La tensione tra Iran e Stati Uniti è tornata a riflettersi direttamente sui distributori italiani, proprio nel momento in cui milioni di persone si preparano a partire per le vacanze. Lo stretto di Hormuz resta il punto più fragile della crisi e basta l’incertezza sul traffico energetico per far risalire petrolio, gas e prezzi alla pompa. In autostrada la benzina self service ha già superato i 2 euro al litro, mentre Bankitalia avverte che il nuovo scossone sui costi dell’energia può spingere l’inflazione al 3,1% nella media del 2026. Per famiglie e pendolari il problema non è astratto: significa rifornimenti più cari, spese di viaggio più alte e un’estate che rischia di costare sensibilmente di più.
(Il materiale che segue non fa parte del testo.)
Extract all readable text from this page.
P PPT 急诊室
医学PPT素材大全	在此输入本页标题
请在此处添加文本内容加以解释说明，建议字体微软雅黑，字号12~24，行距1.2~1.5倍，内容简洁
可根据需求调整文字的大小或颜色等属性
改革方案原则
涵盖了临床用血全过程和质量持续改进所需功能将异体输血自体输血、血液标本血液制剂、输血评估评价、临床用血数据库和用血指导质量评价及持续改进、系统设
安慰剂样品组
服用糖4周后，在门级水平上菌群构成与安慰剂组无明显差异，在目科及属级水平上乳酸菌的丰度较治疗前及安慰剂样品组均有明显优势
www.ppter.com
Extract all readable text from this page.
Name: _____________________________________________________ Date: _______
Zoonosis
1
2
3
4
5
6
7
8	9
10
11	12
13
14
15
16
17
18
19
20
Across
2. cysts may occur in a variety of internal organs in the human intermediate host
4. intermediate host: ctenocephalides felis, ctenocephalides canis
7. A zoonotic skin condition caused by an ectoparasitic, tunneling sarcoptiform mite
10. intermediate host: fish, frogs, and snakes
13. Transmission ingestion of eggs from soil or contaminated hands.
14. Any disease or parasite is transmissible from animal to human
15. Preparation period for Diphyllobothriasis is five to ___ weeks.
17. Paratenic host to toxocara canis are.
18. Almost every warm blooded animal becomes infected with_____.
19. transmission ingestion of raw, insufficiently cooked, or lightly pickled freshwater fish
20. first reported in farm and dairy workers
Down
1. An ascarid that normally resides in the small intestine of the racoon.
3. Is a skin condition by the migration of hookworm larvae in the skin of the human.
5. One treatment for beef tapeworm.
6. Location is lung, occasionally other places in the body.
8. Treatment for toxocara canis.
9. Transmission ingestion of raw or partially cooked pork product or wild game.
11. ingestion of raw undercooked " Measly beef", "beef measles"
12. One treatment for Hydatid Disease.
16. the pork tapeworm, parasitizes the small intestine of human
Una crisi geopolitica che pesa subito sul pieno
Il legame tra ciò che accade nel Golfo Persico e il prezzo esposto dal benzinaio è più diretto di quanto sembri. Lo stretto di Hormuz, passaggio obbligato per una quota rilevante del petrolio mondiale, è tornato al centro dello scontro diplomatico e militare, con Teheran che lo considera di fatto bloccato e Washington che continua a definirlo aperto. Questa ambiguità basta a innervosire i mercati e a far salire le quotazioni energetiche, dopo settimane in cui i listini avevano dato segnali di allentamento. Il risultato si vede subito in Italia: i prezzi dei carburanti hanno ripreso a correre e il primo segnale concreto è arrivato dalla rete autostradale, dove il self service ha toccato quota 2,010 euro al litro. Quando il carburante aumenta nel pieno della stagione estiva, l’effetto non colpisce solo chi parte per le ferie ma anche chi usa l’auto ogni giorno per lavoro, chi trasporta merci e, a cascata, l’intero costo della vita.
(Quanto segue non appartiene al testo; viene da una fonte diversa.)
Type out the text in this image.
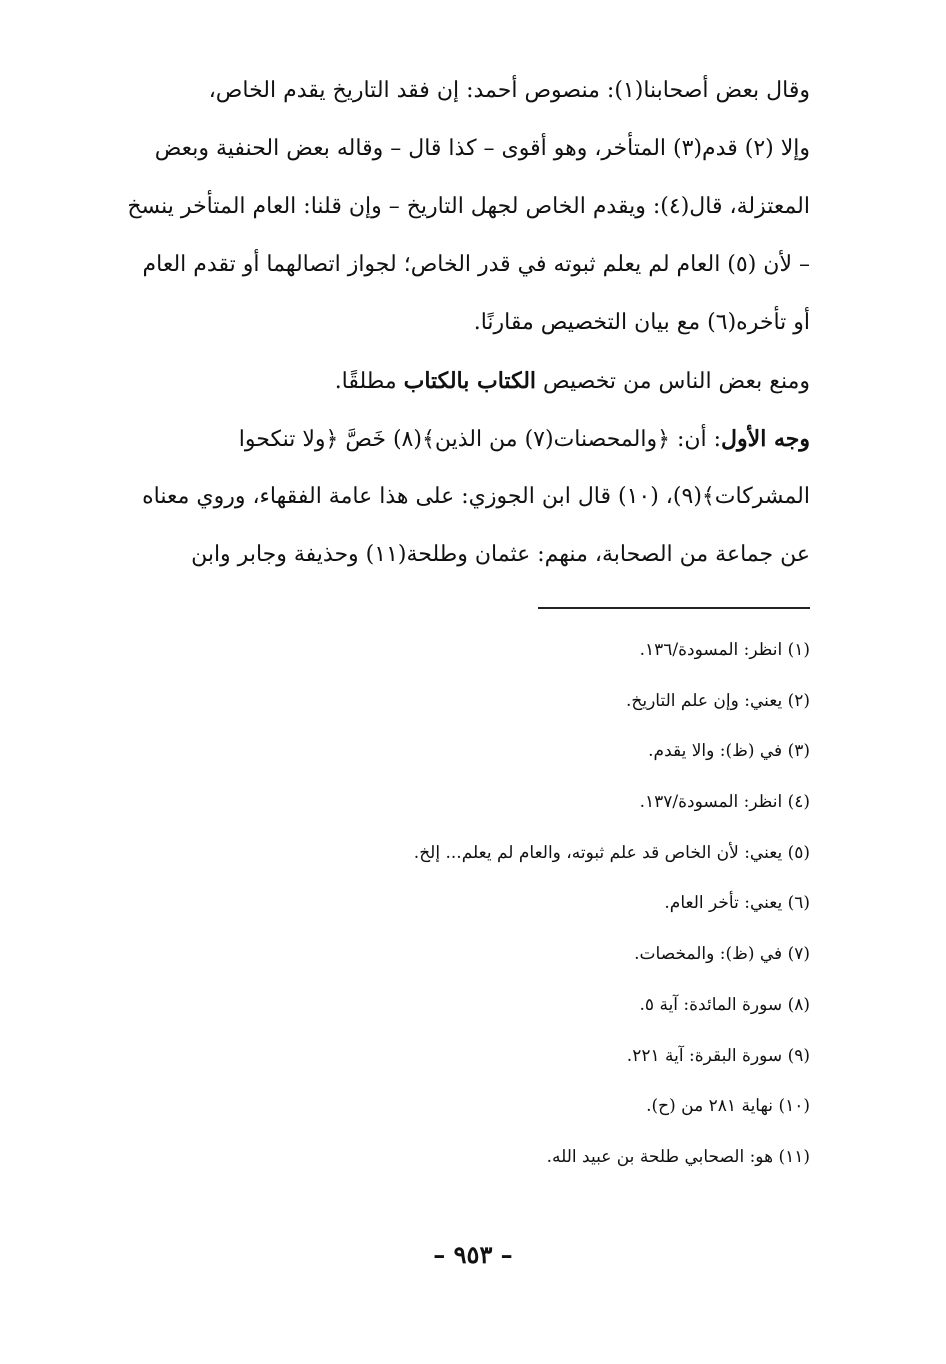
وقال بعض أصحابنا(١): منصوص أحمد: إن فقد التاريخ يقدم الخاص،
وإلا (٢) قدم(٣) المتأخر، وهو أقوى – كذا قال – وقاله بعض الحنفية وبعض
المعتزلة، قال(٤): ويقدم الخاص لجهل التاريخ – وإن قلنا: العام المتأخر ينسخ
– لأن (٥) العام لم يعلم ثبوته في قدر الخاص؛ لجواز اتصالهما أو تقدم العام
أو تأخره(٦) مع بيان التخصيص مقارنًا.
ومنع بعض الناس من تخصيص الكتاب بالكتاب مطلقًا.
وجه الأول: أن: ﴿والمحصنات(٧) من الذين﴾(٨) خَصَّ ﴿ولا تنكحوا
المشركات﴾(٩)، (١٠) قال ابن الجوزي: على هذا عامة الفقهاء، وروي معناه
عن جماعة من الصحابة، منهم: عثمان وطلحة(١١) وحذيفة وجابر وابن
(١) انظر: المسودة/١٣٦.
(٢) يعني: وإن علم التاريخ.
(٣) في (ظ): والا يقدم.
(٤) انظر: المسودة/١٣٧.
(٥) يعني: لأن الخاص قد علم ثبوته، والعام لم يعلم... إلخ.
(٦) يعني: تأخر العام.
(٧) في (ظ): والمخصات.
(٨) سورة المائدة: آية ٥.
(٩) سورة البقرة: آية ٢٢١.
(١٠) نهاية ٢٨١ من (ح).
(١١) هو: الصحابي طلحة بن عبيد الله.
– ٩٥٣ –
Inflazione in risalita e vacanze più care
Il dato più delicato è quello messo nero su bianco da Bankitalia nel suo ultimo bollettino economico. Secondo Via Nazionale, l’inflazione al consumo salirebbe al 3,1% nella media dell’anno, soprattutto per effetto del rialzo dei prezzi energetici, per poi tornare al 2% nel prossimo biennio. È una previsione che aiuta a capire perché il rincaro di benzina e gasolio non si esaurisce al distributore. Se salgono i costi dell’energia, aumentano anche trasporti, logistica e in molti casi i prezzi finali di beni e servizi. In pieno esodo estivo, poi, il peso psicologico ed economico è ancora più evidente. Le associazioni dei consumatori insistono sul fatto che, al di là dei picchi più estremi, i listini più alti rischiano di comprimere i bilanci familiari proprio quando gli spostamenti si moltiplicano. Il Codacons ha chiesto al governo di intervenire fino alla fine di agosto per calmierare i prezzi, rilanciando il tema del possibile taglio delle accise, misura già usata in passato ma che ha sempre aperto un confronto sul costo per i conti pubblici e sull’effettiva durata dei benefici.
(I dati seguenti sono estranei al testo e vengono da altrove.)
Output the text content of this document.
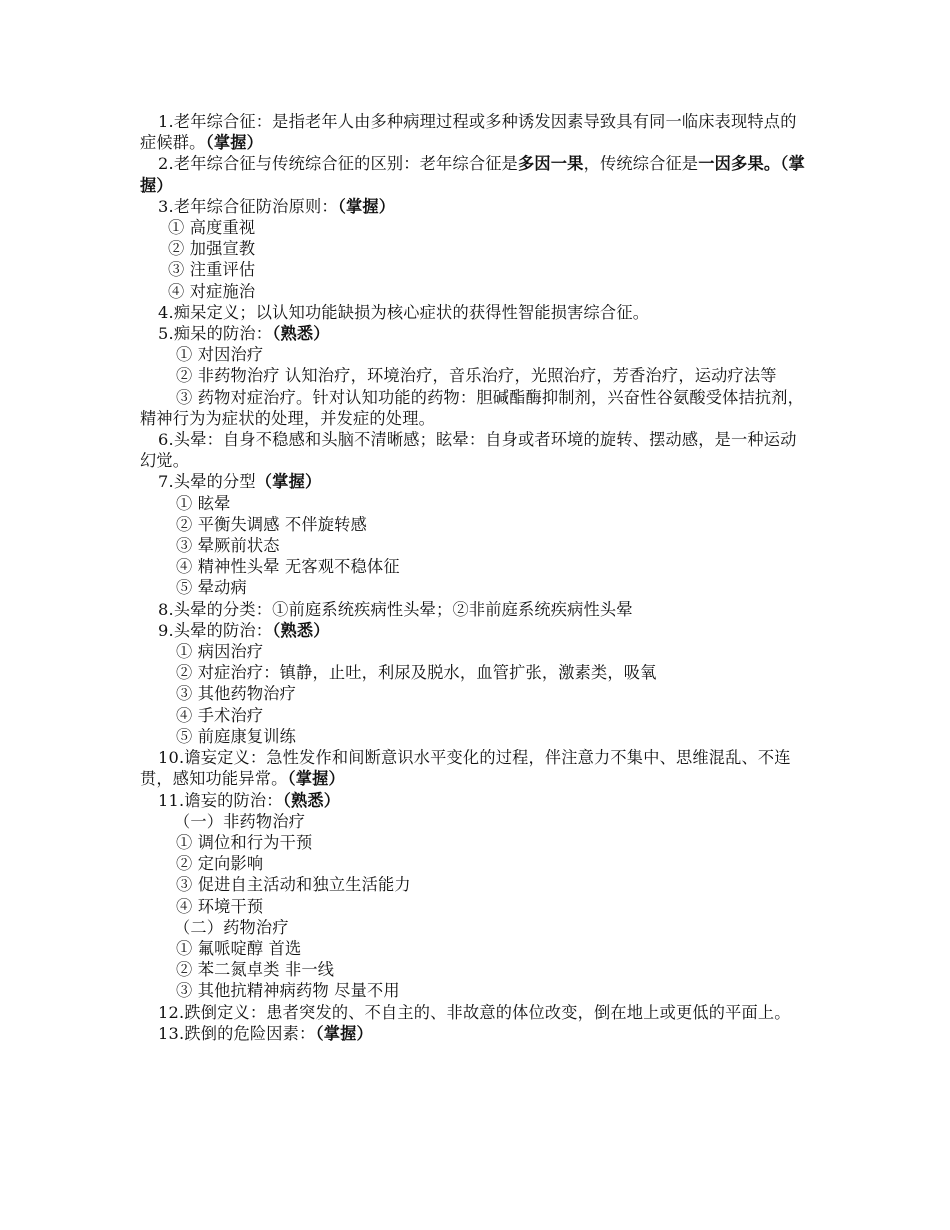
1.老年综合征：是指老年人由多种病理过程或多种诱发因素导致具有同一临床表现特点的症候群。（掌握）

2.老年综合征与传统综合征的区别：老年综合征是多因一果，传统综合征是一因多果。（掌握）

3.老年综合征防治原则：（掌握）

① 高度重视

② 加强宣教

③ 注重评估

④ 对症施治

4.痴呆定义；以认知功能缺损为核心症状的获得性智能损害综合征。

5.痴呆的防治：（熟悉）

① 对因治疗

② 非药物治疗 认知治疗，环境治疗，音乐治疗，光照治疗，芳香治疗，运动疗法等

③ 药物对症治疗。针对认知功能的药物：胆碱酯酶抑制剂，兴奋性谷氨酸受体拮抗剂，精神行为为症状的处理，并发症的处理。

6.头晕：自身不稳感和头脑不清晰感；眩晕：自身或者环境的旋转、摆动感，是一种运动幻觉。

7.头晕的分型（掌握）

① 眩晕

② 平衡失调感 不伴旋转感

③ 晕厥前状态

④ 精神性头晕 无客观不稳体征

⑤ 晕动病

8.头晕的分类：①前庭系统疾病性头晕；②非前庭系统疾病性头晕

9.头晕的防治：（熟悉）

① 病因治疗

② 对症治疗：镇静，止吐，利尿及脱水，血管扩张，激素类，吸氧

③ 其他药物治疗

④ 手术治疗

⑤ 前庭康复训练

10.谵妄定义：急性发作和间断意识水平变化的过程，伴注意力不集中、思维混乱、不连贯，感知功能异常。（掌握）

11.谵妄的防治：（熟悉）

（一）非药物治疗

① 调位和行为干预

② 定向影响

③ 促进自主活动和独立生活能力

④ 环境干预

（二）药物治疗

① 氟哌啶醇 首选

② 苯二氮卓类 非一线

③ 其他抗精神病药物 尽量不用

12.跌倒定义：患者突发的、不自主的、非故意的体位改变，倒在地上或更低的平面上。

13.跌倒的危险因素：（掌握）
Dove si paga di più e come cambia la ricerca del prezzo migliore
Le differenze territoriali raccontano un altro pezzo del problema. I casi limite sono impressionanti: a Milano un distributore vende la benzina self service a 2,635 euro al litro e il gasolio a 2,695, mentre un altro impianto del capoluogo lombardo propone il diesel a 2,442 euro. Prezzi altissimi si registrano anche a Pantelleria, con il gasolio a 2,599 euro e la benzina a 2,499, mentre Ponza e Isola del Giglio si collocano subito dietro per il diesel a 2,399 euro al litro. Sono cifre che mostrano quanto incidano logistica, posizione dell’impianto e tipo di rete, urbana o autostradale. In questo quadro il ministero delle Imprese punta sulla trasparenza e dal 20 luglio renderà disponibile gratuitamente per iOS e Android l’app Osservaprezzi Carburanti, pensata per permettere ai cittadini di confrontare in tempo reale i listini sul territorio. Non risolve il nodo dei rincari, ma può aiutare a evitare gli impianti più costosi e a rendere più consapevole la scelta di dove fare rifornimento. Se la crisi internazionale non si attenuerà in tempi brevi, è probabile che proprio strumenti di confronto, insieme a eventuali interventi fiscali, diventino uno dei terreni su cui si misurerà la risposta concreta alla nuova corsa dei carburanti.